2018 will mark the 50th anniversary of the National Trails System Act authorized by Congress in October of 1968. In the official proclamation the system was created to: “… promote the preservation of, public access to, travel within, and enjoyment and appreciation of the open-air, outdoor areas and historic resources of the Nation.”

an easily accessible, welcoming stretch of the Appalachian Trail in New Hampshire

11 National Scenic Trails

There are 11 trails designated as National Scenic Trails and 19 as National Historic Trails. Both these designations are made by Congress. The system also includes more than 1,000 National Recreation Trails designated by the Departments of Interior or Agriculture. These are found in every state, Washington D.C., and Puerto Rico.

Arguably, the most well-known trail in the National Trail System is the Appalachian Trail running between Springer Mounting in northern Georgia to Mount Katahdin near Millinocket, Maine. It’s nearly 2,200 miles long though the exact length changes occasionally as parts of the trail are modified. It’s estimated that 2-3 million people take at least a one-day hike on a portion of the Appalachian Trail every year.

The other 10 National Scenic Trails are the:

Arizona Trail – 800 miles from Utah to Mexico

Continental Divide Trail – 3100 miles from Canadian border in Montana to Mexican border in Arizona

Florida Trail – 1000 miles current, plus 300 planned from Big Cypress National Preserve between Miami and Naples to Gulf Islands National Seashore at Pensacola Beach.

Ice Age Trail – 1000 miles winding through Wisconsin from Interstate Park on the St. Croix River to Potawatomi State Park in Door County.

Natchez Trace Trail – 444 miles from Natchez, Mississippi to Nashville, Tennessee

New England Trail – 215 miles through Connecticut and Massachusetts.

North Country Trail – 4600 miles from Crown Point in eastern New York to Lake Sakakawea State Park in North Dakota (It’s thelongest of the National Scenic Trails.)

Pacific Crest Trail – 2600 miles from Mexican border near Camp, California to Manning Provincial Park in British Columbia, Canada

Pacific Northwest Trail – 1200 miles from the Continental Divide in Montana to the Pacific Ocean at the Olympic Peninsula in Washington.

Potomac Heritage Trail – 710 miles (current and planned) in Pennsylvania, Maryland, and Virginia.
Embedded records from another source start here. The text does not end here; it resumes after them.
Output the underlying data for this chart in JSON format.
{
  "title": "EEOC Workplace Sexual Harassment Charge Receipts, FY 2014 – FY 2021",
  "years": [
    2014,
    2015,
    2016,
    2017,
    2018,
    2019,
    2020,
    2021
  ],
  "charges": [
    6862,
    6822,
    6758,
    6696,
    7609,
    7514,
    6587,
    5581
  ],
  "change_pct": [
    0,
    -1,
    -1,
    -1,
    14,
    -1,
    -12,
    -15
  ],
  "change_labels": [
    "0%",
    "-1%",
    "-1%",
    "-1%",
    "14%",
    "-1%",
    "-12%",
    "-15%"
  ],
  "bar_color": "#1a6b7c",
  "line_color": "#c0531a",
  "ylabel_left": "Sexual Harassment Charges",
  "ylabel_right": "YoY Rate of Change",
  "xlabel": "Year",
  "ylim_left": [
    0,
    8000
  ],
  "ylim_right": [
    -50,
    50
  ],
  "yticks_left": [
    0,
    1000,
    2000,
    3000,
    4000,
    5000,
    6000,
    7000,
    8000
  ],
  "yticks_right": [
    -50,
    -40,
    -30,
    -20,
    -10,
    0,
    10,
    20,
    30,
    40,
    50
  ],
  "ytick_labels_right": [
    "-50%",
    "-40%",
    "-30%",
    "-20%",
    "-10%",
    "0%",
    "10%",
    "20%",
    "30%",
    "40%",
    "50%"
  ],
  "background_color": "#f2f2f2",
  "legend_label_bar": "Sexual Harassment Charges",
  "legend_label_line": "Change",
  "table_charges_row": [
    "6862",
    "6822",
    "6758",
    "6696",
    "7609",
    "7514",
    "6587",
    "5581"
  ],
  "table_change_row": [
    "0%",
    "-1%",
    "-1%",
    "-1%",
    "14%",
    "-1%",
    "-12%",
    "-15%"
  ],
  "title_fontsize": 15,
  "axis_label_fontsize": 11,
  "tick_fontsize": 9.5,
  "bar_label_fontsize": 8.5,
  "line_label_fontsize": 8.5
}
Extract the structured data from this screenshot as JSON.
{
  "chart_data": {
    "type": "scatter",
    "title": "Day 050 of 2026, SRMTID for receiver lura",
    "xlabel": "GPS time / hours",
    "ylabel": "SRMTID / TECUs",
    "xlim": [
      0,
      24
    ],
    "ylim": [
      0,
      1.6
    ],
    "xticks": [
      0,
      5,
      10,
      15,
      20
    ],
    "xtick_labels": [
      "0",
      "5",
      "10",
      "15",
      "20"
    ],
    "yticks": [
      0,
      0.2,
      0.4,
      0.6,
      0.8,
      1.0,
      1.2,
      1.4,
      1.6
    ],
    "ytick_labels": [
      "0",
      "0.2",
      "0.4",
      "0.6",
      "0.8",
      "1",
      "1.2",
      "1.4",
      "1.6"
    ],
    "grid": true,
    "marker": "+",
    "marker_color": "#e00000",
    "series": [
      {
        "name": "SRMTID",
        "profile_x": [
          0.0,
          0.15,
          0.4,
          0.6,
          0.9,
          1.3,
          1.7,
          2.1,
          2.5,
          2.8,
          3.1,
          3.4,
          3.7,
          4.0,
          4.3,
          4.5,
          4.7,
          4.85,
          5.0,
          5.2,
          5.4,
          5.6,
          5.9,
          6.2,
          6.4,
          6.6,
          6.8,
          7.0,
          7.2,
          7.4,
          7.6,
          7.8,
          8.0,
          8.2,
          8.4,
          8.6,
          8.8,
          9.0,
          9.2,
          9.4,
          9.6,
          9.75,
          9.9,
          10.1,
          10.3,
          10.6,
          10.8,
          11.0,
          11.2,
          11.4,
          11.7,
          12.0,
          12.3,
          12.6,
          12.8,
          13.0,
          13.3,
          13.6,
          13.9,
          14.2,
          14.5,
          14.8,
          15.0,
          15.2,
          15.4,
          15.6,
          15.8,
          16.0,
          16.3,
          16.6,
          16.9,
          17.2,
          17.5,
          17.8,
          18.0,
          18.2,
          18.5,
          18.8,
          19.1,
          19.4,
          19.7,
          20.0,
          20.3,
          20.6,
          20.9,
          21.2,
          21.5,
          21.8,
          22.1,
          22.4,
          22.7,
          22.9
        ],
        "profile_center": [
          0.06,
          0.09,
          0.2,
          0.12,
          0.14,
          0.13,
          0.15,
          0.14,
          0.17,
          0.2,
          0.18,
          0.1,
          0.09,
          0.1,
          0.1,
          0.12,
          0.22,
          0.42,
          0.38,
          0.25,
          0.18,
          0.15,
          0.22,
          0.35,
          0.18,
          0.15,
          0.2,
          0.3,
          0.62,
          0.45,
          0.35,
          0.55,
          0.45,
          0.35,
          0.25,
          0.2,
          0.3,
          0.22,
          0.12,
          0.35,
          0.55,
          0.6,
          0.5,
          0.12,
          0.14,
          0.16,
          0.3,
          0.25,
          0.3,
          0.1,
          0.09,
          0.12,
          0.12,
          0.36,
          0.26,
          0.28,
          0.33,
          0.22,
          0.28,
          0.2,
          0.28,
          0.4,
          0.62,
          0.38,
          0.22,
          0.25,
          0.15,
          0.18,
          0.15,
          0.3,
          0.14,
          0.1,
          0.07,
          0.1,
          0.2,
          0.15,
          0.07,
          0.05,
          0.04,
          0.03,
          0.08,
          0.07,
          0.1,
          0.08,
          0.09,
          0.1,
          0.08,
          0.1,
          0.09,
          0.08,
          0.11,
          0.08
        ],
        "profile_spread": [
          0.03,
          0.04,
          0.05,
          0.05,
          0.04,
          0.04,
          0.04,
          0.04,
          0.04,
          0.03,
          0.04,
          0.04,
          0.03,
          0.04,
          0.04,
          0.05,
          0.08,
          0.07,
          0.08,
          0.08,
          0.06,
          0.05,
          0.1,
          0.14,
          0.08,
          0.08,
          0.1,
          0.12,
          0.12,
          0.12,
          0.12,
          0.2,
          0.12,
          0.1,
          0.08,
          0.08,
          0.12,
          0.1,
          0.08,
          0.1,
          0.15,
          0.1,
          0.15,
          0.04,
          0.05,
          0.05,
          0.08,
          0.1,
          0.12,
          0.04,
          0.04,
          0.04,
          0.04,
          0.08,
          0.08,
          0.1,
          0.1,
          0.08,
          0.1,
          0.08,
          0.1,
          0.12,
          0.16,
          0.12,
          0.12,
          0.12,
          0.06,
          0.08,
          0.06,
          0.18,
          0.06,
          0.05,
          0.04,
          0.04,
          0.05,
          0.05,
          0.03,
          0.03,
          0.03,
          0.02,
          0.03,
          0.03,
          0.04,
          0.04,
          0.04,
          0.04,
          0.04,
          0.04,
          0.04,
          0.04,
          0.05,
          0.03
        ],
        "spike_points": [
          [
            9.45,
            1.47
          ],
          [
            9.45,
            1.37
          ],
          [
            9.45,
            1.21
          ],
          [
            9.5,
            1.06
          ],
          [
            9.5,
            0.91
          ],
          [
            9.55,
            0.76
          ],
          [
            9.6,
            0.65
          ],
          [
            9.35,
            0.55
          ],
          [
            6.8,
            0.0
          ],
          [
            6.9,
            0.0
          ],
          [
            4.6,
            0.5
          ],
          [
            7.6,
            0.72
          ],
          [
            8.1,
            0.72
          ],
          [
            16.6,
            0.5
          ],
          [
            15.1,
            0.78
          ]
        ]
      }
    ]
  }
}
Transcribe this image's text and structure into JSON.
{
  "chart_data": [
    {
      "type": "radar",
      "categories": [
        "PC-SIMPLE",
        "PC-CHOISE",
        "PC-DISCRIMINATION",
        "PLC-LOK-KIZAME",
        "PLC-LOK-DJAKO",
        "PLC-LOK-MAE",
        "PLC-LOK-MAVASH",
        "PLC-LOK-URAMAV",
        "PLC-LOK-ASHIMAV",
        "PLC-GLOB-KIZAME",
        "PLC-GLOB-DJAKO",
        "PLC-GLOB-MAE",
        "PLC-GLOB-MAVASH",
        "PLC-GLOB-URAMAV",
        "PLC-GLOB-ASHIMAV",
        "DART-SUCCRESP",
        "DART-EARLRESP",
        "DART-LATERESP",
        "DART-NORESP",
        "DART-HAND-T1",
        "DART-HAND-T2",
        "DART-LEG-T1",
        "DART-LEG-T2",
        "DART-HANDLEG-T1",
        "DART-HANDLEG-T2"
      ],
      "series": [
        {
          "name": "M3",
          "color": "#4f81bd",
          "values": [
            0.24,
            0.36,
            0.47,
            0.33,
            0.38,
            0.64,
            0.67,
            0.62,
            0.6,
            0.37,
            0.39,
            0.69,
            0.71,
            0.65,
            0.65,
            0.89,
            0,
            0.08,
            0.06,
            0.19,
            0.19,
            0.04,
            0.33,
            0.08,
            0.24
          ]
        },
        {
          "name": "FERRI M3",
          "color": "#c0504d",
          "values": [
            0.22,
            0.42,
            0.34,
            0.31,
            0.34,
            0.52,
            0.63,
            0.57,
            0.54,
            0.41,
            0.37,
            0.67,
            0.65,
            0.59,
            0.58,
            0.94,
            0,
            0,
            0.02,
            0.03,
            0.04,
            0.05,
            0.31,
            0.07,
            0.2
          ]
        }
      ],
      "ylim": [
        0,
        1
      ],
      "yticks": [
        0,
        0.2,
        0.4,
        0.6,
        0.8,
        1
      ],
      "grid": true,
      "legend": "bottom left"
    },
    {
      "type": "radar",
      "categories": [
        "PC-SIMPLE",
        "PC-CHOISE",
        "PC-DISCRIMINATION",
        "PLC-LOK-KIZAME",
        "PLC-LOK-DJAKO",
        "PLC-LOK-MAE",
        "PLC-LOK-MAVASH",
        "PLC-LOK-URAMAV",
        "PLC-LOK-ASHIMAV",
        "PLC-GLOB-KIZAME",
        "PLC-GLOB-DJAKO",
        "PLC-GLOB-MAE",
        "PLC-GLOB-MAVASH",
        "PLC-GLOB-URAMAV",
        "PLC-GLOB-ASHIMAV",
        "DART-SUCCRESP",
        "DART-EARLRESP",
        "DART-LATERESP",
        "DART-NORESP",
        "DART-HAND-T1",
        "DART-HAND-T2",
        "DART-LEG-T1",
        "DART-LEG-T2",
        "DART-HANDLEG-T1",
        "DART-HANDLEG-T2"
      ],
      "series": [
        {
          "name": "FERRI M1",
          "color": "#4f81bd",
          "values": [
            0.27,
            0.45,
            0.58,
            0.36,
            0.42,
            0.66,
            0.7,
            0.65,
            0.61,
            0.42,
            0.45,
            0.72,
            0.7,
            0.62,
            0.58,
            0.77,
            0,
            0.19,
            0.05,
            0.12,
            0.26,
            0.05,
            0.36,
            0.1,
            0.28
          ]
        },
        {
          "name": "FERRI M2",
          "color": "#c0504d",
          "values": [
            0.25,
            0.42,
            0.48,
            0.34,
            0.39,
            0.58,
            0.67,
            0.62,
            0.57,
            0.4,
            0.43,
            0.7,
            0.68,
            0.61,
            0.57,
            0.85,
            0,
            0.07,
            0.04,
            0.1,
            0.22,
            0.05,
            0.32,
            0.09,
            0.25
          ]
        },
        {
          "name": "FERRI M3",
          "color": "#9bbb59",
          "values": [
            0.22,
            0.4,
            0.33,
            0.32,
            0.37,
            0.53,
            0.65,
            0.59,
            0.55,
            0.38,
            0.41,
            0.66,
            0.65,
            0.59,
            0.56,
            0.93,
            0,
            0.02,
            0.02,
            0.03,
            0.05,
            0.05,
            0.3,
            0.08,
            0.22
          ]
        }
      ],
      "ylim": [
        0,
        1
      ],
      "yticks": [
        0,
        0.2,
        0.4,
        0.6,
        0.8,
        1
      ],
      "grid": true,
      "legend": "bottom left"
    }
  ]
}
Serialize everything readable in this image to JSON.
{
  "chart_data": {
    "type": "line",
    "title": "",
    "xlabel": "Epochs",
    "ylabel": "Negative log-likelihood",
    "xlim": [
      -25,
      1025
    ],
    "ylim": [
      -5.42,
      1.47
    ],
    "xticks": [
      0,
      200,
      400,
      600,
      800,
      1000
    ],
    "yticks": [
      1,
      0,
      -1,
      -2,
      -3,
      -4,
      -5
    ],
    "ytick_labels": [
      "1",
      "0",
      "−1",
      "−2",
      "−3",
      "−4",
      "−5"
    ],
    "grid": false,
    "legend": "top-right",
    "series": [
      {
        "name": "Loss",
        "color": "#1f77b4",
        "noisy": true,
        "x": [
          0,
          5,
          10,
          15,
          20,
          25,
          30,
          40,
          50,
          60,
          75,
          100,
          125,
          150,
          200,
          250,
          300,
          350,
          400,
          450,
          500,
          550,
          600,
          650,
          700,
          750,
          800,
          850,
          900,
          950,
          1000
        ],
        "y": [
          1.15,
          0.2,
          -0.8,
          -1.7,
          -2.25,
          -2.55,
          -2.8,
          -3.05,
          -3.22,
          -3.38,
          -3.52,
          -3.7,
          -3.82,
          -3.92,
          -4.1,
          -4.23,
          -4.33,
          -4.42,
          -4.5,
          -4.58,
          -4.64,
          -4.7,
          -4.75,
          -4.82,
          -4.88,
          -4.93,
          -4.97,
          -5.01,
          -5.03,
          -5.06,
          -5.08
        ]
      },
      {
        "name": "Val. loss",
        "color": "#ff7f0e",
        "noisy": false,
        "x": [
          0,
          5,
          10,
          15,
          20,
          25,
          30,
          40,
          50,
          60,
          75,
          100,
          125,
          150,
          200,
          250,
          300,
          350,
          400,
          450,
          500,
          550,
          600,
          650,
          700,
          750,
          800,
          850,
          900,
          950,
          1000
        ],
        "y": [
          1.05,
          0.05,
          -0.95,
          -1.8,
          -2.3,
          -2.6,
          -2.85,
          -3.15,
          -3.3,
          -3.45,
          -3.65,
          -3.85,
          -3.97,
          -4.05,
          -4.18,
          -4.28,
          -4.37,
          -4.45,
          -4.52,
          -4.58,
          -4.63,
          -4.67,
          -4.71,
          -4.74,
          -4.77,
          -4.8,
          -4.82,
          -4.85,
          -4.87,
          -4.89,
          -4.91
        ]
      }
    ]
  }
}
hiker's shoes treading the Appalachian Trail

19 National Historic Trails

There are also 19 National Historic trails that commemorate historic and prehistoric routes of travel that are significant to the entire nation. Examples include the:

Iditarod Trail – 2350 miles in Alaska

Nez Perce Trail – 1170 miles in Montana, Wyoming, Idaho, and Oregon

Mormon Pioneer Trail – 1300 miles in Illinoi, Iowa, Wyoming, Nebraska, and Utah

Lewis and Clark Trail – 3700 miles in Illinois, Missouri, Kansas, Iowa, Nebraska, South Dakota, North Dakota, Montana, Idaho, Oregon, and Washington

More Than 1,000 National Scenic Trails

While all of the trails in the National Trail System have mapped routes, many are under constant development and expansion. The ultimate goal is to make every inch of these trail systems hikeable and open to the public. However, as the estimated 18,000 people who have hiked the whole Appalachian Trail since its completion in 1937 will tell you, not every step will be “easy.”